“If it wasn’t it couldn’t have a name,” Hervey said. “If Somewhere is a place, Nowhere is a place. All I know is the West Shore tracks come to a point away up the line and they ought to be separated. I’m going to hike up there this afternoon. Those who are afraid to go can go anyway for all I care.”
“I’ll go,” Pee-wee said, “because I like to go hiking, but I don’t subscribe to it kind of.”
“He thinks it’s a magazine,” I said.
“I mean that crazy nonsense,” he shouted.

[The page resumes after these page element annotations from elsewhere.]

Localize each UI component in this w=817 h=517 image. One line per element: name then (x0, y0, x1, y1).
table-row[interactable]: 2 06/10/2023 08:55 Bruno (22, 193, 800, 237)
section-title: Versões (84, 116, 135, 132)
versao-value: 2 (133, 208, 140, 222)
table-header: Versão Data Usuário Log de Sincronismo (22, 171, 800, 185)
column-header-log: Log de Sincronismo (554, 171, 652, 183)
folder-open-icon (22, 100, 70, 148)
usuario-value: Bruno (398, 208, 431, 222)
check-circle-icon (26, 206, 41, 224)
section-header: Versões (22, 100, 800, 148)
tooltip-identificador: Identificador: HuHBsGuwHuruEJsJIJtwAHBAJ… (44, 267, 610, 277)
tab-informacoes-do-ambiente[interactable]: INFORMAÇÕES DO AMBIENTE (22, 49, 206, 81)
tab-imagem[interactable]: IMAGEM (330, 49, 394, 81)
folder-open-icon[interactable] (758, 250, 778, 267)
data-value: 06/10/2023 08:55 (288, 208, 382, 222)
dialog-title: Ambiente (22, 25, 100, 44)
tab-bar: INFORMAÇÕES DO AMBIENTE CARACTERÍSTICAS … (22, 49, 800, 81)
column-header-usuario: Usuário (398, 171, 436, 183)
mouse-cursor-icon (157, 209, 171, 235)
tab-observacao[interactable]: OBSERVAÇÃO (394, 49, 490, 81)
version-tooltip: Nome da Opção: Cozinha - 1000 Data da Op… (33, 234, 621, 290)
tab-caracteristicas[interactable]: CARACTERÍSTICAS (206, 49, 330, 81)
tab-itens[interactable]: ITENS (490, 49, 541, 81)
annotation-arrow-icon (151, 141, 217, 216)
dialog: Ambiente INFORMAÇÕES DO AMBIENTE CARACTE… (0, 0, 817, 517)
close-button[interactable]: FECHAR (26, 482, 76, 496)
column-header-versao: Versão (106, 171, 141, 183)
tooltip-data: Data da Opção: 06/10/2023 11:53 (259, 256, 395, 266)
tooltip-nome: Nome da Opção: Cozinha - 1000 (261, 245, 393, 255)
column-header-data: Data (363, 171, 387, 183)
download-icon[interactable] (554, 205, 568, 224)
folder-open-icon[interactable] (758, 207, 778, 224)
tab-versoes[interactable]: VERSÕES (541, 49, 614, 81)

“Oh, that?” I said. “That isn’t such crazy nonsense; it’s very sensible nonsense. We’re going now to ask Mr. Apthorpe for permission to go on our tour of investigation.”
“The first thing you know you’ll get in trouble,” Pee-wee said, “making fools out of the trustees like that. The first thing you know we’ll all get sent home on account of Hervey Willetts—getting fresh with trustees like that.”
“Was Christopher Columbus afraid to ask Queen Isabella if he could go and discover Columbus, Ohio?” Brent asked him. “We fear not trustees. Look at the horizon! Somebody discovered it or we wouldn’t know it’s there. Yet it moves away. That’s because nobody has ever been smart enough to stalk it. How do you suppose the milkman would ever have discovered the Milky Way or the iceman discovered Iceland if they’d been afraid of trustees?”
“You’d better look out,” Pee-wee said, kind of very dark and mysterious. “The first thing you know we’ll get sent home on account of all this crazy stuff.”
All the while he was following us toward Administration Shack—that’s where Mr. Apthorpe is in the mornings because he opens the mail. The kid wanted to go but he was kind of scared like. Especially he was scared because Mr. Apthorpe is very cross-looking and dignified. We were all laughing the way Pee-wee came along after us, kind of hesitating.
But anyway, I guess Mr. Apthorpe knew about us being crazy—the whole camp knows that by this time. It’s getting so up there that if you just mention the word hike everybody starts laughing. Anyway nobody ever gets mad at Brent, not even the trustees. And they only get mad at Hervey to his face—behind his back they have to laugh at him, scoutmasters and all. We should worry about being scared of trustees—they’re not as bad as principals anyway. And mathematic teachers.